A: The situation you describe is extremely trying, and we certainly hope that some form of medical help will turn up for you soon. It is terribly difficult to be in a peaceful state when your body is wracked with pain all the time, day in and day out. Forgiving yourself in this context means being kind to yourself and not dwelling on the “wrong choice” that you see as responsible for your condition. It is a given that the choice to see oneself as justifiably guilty is the cause of all physical conditions, whether a sprained wrist or an inoperable brain tumor -- there is no hierarchy of illusions. But practically no one is directly in touch with that choice so as to evaluate and change it to a right-minded choice. It is also entirely possible that one has chosen a physical condition for right-minded reasons: for example, to demonstrate the body's irrelevance to the experience of God's Love and peace, or that one's identity transcends bodily limitations. Moreover, since we cannot see our own or anyone else's full Atonement path, we really cannot know why a specific condition exists -- whether it is the result of a wrong-minded or right-minded choice -- and so we best not attempt to judge it.

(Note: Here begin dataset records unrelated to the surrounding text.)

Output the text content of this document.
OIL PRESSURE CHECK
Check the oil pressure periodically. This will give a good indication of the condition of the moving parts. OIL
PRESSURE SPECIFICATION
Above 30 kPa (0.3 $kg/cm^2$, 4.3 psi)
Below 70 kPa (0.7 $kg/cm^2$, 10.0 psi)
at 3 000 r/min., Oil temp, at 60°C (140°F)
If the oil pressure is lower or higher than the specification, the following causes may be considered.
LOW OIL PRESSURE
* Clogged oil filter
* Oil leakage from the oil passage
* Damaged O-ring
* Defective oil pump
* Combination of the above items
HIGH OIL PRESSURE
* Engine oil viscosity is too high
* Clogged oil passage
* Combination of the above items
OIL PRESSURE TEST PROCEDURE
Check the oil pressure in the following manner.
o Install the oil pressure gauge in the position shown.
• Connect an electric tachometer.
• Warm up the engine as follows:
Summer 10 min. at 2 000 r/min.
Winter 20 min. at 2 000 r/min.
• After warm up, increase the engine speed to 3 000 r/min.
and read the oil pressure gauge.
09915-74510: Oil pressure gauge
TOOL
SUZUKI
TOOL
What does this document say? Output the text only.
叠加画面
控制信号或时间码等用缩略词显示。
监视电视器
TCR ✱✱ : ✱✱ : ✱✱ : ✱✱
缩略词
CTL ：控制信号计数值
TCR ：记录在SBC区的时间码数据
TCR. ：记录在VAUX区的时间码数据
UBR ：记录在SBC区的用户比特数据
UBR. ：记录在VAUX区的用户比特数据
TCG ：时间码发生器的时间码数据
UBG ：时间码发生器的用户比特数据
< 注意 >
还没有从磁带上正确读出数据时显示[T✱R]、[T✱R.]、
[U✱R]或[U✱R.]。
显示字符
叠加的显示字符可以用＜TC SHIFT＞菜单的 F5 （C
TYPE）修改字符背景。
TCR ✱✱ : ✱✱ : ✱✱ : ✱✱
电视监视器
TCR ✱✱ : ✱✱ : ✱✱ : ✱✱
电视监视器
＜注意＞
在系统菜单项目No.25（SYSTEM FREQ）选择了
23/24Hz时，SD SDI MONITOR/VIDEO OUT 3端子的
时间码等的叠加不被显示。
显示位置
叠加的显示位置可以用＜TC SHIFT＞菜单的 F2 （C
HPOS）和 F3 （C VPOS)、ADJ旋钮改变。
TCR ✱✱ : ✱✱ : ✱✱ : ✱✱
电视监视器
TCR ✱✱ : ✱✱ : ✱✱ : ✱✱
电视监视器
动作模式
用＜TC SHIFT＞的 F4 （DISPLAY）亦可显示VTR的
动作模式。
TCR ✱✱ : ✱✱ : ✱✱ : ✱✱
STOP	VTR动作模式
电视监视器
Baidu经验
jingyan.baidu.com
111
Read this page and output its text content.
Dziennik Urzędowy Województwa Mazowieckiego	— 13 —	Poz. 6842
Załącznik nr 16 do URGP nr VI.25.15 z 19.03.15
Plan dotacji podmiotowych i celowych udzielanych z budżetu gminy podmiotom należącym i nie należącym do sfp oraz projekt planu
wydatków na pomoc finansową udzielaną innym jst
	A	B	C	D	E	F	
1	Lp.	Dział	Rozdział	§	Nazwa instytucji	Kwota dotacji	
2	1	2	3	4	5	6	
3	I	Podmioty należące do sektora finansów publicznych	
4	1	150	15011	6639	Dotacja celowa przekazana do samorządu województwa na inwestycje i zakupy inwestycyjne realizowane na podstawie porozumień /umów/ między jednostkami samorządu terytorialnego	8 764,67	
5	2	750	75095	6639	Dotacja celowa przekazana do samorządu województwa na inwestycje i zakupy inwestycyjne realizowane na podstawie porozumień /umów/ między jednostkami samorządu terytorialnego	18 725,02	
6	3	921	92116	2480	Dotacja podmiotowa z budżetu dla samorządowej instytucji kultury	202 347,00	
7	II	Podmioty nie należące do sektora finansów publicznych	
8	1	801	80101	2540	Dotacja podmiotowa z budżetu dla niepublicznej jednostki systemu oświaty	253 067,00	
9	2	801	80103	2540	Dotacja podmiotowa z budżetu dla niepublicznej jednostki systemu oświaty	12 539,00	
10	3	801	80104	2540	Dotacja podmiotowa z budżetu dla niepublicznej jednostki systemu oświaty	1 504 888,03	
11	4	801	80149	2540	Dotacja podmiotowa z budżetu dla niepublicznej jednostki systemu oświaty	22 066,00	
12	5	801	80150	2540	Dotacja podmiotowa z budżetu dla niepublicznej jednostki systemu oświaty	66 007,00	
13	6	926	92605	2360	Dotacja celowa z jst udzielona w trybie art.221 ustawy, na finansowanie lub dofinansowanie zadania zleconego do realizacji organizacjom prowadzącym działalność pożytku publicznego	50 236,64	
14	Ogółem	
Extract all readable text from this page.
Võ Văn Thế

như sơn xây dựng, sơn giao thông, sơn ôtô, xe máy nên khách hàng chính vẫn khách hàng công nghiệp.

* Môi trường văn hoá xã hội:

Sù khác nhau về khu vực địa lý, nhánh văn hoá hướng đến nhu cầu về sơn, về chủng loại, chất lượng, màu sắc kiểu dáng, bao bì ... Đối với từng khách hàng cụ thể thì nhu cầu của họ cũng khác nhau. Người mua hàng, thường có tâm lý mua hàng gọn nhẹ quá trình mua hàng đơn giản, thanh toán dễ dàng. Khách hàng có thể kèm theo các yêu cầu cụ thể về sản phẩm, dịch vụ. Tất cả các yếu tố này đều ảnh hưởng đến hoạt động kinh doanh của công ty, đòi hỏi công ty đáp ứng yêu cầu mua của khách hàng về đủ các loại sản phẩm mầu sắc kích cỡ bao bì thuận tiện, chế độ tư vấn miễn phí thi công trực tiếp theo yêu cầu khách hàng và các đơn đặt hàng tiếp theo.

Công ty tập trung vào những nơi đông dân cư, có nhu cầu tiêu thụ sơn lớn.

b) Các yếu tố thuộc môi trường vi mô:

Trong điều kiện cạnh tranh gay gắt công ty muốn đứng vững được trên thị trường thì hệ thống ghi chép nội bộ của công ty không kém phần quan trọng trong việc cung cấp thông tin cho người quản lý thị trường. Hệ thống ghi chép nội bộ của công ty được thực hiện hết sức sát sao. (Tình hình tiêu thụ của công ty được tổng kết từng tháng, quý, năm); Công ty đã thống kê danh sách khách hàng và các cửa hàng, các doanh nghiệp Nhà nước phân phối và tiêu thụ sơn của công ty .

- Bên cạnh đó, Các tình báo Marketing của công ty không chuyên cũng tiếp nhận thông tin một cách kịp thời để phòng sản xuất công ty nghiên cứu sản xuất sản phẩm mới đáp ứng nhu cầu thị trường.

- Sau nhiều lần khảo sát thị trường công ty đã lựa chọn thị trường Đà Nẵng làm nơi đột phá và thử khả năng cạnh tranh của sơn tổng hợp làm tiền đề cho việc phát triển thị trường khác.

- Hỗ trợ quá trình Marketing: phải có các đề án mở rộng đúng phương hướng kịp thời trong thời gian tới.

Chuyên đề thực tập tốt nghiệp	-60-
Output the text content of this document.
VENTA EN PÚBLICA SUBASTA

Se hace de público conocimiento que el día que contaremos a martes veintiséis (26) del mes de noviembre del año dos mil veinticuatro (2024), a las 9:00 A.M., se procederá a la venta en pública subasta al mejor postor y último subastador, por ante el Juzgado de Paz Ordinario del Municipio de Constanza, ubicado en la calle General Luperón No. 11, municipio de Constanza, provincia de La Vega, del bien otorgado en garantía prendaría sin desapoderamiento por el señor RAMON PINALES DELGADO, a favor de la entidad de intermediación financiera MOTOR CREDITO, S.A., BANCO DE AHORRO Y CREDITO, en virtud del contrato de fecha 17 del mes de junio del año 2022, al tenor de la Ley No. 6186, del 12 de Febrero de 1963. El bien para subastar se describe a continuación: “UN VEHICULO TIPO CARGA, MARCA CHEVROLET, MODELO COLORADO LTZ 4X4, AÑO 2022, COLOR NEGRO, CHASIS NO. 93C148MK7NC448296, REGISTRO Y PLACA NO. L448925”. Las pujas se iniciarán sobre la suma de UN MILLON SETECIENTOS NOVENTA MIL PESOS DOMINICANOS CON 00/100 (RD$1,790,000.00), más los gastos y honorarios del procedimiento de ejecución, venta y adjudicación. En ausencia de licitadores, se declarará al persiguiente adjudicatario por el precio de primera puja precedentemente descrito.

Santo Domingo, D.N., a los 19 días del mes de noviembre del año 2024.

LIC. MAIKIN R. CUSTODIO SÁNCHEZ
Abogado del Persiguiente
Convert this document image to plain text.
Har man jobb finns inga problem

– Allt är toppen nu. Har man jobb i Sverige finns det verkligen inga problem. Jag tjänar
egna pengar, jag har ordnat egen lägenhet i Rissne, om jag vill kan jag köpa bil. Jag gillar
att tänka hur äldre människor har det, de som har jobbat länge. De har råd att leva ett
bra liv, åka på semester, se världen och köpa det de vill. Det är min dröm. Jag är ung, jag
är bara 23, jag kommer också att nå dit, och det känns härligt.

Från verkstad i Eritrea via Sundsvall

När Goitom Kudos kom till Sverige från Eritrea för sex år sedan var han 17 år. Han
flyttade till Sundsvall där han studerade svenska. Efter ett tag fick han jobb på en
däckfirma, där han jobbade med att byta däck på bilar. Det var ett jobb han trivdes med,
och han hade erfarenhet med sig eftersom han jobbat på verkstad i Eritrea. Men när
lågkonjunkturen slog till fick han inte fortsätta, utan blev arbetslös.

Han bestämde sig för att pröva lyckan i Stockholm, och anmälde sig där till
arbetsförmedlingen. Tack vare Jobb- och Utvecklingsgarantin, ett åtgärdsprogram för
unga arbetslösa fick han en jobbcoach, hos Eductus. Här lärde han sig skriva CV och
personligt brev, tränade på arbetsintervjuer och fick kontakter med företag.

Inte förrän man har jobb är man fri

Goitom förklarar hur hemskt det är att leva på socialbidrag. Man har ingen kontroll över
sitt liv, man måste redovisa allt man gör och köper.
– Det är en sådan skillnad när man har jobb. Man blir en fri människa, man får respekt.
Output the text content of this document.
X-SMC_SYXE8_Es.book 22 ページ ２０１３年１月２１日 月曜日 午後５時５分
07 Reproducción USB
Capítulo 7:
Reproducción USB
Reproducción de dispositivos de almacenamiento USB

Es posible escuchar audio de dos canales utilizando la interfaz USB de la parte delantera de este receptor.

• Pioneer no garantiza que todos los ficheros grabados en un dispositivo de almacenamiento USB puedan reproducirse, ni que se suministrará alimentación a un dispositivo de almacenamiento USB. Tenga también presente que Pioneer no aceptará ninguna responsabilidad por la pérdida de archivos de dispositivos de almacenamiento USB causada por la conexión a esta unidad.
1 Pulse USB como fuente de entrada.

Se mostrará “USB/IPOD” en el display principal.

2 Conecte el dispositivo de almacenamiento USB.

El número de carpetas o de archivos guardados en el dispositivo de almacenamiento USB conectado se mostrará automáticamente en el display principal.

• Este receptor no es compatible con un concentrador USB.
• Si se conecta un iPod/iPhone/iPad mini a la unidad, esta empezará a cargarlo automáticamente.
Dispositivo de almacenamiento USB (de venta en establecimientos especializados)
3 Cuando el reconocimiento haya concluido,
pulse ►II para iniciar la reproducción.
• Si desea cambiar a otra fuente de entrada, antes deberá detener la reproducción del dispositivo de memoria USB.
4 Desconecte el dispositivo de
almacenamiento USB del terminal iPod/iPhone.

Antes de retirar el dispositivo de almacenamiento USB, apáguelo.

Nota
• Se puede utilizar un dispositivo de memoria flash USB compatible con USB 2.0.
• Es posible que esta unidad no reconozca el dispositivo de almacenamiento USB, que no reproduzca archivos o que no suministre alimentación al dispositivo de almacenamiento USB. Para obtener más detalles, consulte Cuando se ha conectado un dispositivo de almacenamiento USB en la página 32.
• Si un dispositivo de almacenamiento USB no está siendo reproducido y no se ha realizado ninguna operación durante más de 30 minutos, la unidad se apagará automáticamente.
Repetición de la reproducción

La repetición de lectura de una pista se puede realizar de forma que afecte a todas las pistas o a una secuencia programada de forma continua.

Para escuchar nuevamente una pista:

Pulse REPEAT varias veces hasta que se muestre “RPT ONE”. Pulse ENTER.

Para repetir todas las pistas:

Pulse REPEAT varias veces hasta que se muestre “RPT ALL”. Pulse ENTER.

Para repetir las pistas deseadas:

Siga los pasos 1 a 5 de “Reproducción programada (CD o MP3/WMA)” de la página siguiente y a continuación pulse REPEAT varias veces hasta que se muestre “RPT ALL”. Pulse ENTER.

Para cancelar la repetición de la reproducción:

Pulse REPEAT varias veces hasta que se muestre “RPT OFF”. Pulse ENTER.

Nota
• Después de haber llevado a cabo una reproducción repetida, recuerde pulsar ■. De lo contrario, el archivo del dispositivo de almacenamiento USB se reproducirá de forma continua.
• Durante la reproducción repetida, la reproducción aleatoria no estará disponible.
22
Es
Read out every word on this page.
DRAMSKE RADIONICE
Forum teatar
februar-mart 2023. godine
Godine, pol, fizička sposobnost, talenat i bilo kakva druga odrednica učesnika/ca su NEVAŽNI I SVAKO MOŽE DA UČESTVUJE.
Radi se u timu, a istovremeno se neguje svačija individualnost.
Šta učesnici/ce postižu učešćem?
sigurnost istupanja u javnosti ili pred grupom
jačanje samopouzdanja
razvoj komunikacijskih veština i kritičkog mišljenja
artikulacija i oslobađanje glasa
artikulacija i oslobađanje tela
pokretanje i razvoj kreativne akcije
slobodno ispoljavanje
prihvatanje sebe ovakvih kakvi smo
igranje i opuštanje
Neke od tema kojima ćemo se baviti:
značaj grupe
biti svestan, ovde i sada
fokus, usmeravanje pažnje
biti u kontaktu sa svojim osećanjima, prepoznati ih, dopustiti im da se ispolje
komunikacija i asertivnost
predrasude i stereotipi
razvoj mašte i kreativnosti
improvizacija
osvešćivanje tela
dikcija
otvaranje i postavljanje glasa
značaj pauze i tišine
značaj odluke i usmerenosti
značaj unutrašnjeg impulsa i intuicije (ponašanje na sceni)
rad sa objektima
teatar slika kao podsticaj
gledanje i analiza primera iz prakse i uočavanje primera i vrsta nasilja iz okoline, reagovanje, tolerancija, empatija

What the Course teaches us is to ask for help in learning that our suffering cannot affect the peace of God within us. Even if we are only able to say the words, that is enough to start the healing process ( see W.pII.284) . Most people do not immediately experience any change in the symptoms, but we need to resist the temptation to conclude therefore that “it's not working!” The willingness always works, because the real sickness (separation) is only in our minds, and therefore healing takes place only at that level. The call for help underlying sickness is always being answered by the reflection of Heaven's love in our minds, and so we need only, in an act of kindness toward ourselves, acknowledge the truth of that, and then rest in the confidence that when we are ready, we will accept it into our conscious awareness. To judge ourselves because we seem not to be ready is to give support to the ego's aim of keeping guilt real in our minds. When our mind is free of guilt, our body's condition would no longer be the focal point of our attention. But this is a process that requires daily practice, usually for an extended period of time: “The resistance to recognizing this is enormous, because the existence of the world as you perceive it depends entirely on the body being the decision maker” (M.5.II.1:7) . We cannot fail to get to this level, however, because it is the natural state of our minds, as Jesus reminds us: “Love is your safety. Fear does not exist. Identify with love, and you are safe. Identify with love, and you are home. Identify with love, and find your Self” (W.pII.5:4,5,6,7,8).
Supportive discussions of sickness and healing may be found in Questions #1045, and #1111.